Hiero con mi pupila tenebrosa este pleno instante del ahora fugacísimo, ayer que se me escapa de las manos. No existe el pasado. No existe el futuro. Este presente herido es ya un recuerdo caso. ¿Dónde estoy pues? Pero lo ido actúa en mis oscuros motores furiosos y latentes. Lo futuro se forja en mí con renovadas coordinaciones misteriosas. El ahora es un punto de una línea que abarca diametralmente mi ser desde su cuna hasta la mortaja. Eternidad que me vibra por entero de pies a cabeza. (Labordeta 2015:27)

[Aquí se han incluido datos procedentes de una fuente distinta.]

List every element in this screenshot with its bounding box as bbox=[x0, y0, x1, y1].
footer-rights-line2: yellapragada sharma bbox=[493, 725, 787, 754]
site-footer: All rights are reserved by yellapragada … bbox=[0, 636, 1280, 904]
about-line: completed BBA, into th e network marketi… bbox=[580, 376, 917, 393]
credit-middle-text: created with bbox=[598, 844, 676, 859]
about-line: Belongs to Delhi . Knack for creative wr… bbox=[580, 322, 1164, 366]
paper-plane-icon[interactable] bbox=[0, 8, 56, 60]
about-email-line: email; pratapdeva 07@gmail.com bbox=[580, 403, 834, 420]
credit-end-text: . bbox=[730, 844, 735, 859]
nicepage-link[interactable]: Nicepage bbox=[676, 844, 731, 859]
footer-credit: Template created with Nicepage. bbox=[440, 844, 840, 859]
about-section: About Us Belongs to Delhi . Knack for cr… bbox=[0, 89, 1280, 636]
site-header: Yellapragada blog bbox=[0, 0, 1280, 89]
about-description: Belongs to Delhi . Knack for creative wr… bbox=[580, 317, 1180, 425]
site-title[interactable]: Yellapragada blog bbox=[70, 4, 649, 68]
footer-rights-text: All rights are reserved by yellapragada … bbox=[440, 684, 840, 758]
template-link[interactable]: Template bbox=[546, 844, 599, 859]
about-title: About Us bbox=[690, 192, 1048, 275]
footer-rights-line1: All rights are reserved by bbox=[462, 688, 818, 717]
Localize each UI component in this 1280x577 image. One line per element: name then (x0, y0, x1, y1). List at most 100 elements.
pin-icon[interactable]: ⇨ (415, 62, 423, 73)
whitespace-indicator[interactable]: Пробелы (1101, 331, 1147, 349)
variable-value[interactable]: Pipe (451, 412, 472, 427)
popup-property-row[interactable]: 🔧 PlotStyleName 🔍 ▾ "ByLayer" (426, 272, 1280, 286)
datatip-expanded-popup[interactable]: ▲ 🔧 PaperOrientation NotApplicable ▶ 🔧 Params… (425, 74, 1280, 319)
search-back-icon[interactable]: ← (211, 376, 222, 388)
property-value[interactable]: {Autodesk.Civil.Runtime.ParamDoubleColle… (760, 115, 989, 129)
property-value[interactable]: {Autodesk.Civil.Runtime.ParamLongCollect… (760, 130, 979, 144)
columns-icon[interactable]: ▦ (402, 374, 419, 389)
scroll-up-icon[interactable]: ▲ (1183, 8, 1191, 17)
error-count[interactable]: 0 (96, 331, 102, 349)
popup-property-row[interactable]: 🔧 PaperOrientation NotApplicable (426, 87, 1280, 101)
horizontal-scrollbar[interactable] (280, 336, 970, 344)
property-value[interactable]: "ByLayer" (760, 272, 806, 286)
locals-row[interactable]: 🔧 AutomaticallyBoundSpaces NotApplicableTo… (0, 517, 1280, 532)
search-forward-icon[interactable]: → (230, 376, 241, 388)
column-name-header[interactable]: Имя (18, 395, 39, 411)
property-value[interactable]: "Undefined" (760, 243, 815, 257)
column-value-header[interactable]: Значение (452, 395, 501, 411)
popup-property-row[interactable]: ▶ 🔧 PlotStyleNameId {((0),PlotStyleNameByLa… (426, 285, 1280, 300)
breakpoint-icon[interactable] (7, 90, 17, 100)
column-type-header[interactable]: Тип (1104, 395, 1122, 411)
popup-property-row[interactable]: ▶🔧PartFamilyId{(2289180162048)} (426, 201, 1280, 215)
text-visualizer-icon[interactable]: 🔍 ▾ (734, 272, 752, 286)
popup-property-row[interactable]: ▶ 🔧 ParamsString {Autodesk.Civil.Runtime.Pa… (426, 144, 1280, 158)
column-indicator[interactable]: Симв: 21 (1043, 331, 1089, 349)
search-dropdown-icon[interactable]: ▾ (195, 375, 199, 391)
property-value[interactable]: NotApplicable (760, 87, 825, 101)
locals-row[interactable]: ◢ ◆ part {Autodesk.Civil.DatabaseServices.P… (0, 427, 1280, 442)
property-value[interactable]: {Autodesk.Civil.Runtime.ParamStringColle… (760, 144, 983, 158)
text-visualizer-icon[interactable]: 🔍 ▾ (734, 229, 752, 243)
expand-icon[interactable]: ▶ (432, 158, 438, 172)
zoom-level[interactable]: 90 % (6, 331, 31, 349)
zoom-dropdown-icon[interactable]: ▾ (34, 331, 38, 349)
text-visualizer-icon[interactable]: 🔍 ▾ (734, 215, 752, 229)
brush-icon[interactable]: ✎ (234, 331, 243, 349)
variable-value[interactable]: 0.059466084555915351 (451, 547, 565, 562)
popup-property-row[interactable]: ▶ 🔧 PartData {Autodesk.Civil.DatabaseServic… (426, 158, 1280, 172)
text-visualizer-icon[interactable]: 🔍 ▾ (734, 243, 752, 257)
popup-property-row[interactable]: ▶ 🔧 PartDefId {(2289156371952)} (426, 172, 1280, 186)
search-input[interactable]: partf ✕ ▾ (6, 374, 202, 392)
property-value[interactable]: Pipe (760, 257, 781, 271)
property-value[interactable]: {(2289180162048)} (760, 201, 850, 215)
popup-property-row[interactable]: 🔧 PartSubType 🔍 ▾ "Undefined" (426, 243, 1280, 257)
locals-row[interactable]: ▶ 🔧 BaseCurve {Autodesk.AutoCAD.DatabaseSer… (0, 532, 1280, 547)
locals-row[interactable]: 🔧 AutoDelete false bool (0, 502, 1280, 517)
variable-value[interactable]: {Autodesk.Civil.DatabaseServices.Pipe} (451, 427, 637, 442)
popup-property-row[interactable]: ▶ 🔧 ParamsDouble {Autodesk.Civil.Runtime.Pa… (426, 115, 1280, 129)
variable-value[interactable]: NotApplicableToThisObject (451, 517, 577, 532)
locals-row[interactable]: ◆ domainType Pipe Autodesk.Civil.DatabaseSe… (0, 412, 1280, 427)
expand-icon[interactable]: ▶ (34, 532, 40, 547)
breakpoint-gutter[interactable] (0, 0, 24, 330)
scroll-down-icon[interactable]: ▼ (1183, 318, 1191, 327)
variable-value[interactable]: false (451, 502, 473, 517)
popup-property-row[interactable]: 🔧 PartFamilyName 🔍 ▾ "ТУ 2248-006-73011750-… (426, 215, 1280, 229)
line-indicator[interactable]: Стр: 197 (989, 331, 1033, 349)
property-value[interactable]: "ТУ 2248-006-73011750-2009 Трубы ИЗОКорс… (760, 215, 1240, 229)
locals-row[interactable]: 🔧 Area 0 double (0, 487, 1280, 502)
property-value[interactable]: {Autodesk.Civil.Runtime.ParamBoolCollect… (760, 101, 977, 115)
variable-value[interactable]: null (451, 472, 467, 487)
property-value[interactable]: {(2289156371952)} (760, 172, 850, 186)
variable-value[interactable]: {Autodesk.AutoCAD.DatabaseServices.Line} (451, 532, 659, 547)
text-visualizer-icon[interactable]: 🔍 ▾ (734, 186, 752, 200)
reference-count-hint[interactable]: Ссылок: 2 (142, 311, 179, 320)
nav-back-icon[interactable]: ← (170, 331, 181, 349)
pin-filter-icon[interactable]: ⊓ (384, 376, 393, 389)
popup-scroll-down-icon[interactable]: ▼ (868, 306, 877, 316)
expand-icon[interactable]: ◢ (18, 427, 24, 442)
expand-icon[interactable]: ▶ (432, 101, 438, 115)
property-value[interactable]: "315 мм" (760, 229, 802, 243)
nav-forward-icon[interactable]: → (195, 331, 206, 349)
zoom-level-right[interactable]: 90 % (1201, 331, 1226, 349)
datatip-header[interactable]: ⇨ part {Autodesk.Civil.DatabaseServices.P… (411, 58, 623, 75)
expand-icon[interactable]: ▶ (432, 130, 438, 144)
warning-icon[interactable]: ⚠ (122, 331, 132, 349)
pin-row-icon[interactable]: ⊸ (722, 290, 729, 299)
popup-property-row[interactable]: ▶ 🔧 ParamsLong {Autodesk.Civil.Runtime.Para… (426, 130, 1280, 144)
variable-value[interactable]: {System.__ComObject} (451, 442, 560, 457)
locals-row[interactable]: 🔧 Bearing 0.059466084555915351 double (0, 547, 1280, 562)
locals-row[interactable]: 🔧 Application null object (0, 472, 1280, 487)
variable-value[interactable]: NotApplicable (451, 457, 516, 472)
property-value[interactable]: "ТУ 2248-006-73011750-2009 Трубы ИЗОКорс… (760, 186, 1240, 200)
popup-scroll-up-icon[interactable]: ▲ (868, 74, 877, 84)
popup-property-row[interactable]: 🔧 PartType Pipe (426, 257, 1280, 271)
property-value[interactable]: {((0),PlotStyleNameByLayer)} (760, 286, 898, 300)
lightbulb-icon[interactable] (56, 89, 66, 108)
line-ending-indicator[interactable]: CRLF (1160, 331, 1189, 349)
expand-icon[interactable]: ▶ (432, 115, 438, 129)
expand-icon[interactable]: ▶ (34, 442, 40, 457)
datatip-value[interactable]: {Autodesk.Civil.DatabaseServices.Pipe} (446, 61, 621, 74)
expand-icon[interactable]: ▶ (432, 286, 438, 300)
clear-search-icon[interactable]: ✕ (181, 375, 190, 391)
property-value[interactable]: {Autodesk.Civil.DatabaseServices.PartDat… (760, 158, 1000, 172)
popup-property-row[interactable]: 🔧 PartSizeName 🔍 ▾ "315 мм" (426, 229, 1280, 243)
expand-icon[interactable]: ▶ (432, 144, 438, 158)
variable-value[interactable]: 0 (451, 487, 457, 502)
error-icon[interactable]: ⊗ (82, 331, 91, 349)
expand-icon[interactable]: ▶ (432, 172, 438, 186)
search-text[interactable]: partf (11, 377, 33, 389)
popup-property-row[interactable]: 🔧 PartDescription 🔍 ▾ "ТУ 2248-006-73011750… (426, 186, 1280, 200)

En la obra de Miguel Labordeta se recoge un dolor social y existencial que lleva al poeta a desear la dimisión de la existencia, a huir de su yo a través de los heterónimos, lo hace en un viaje de negación ya que el hombre es un peregrino de su nada, el paisaje es una pregunta y el destino su final que le dirige a la desaparición. El propio poeta aragonés poetiza el misterio del hombre afirmando que es: “una sangre que intenta vengar la eternidad del silencio” (Labordeta, 2015a: 358). Unir lo terreno con lo cósmico: “enhebrar raíces con estrellas”. Su pasión fue la necesidad de recorrer el desierto de las preguntas, de alcanzar una respuesta definitiva que hunda el infinito y lo eterno en nuestra mirada cerrada en los límites rotos del tiempo, atrapar la nada y saber si tiene un reverso que nos libere de su negación, si hay grietas de luz en la oscuridad de la desaparición.

BILIOGRAFÍA

LABORDETA, Miguel (2010): Transeúnte central y otros poemas, prólogo de José Luis Calvo Carilla, Madrid, Marenostrum.

_____(2015): Cuando tú me leas dentro de mil años, prólogo de Fernando Romo, Sevilla, Renacimiento.

_____(2015a): Obra publicada, edición de Antonio Pérez Lasheras y Alfredo Saldaña, Zaragoza, Prensas de la Universidad de Zaragoza, colección Larumbe.

MOLINA, César Antonio (2005): En honor de Hermes, Madrid, Huerga y Fierro.

PESSOA, Fernando (2002): El libro del desasosiego, Barcelona, Acantilado.

ROMO, Fernando (1988): Miguel Labordeta: una lectura global, Prensas Universitarias, Zaragoza.

SERRANO ASENJO, Enrique (1993): “La prehistoria de Miguel Labordeta”, en A. Pérez Lasheras y A. Saldaña,  ediciones, Actas del curso “Poesía aragonesa contemporánea”, Zaragoza, Gobierno de Aragón, 73-87.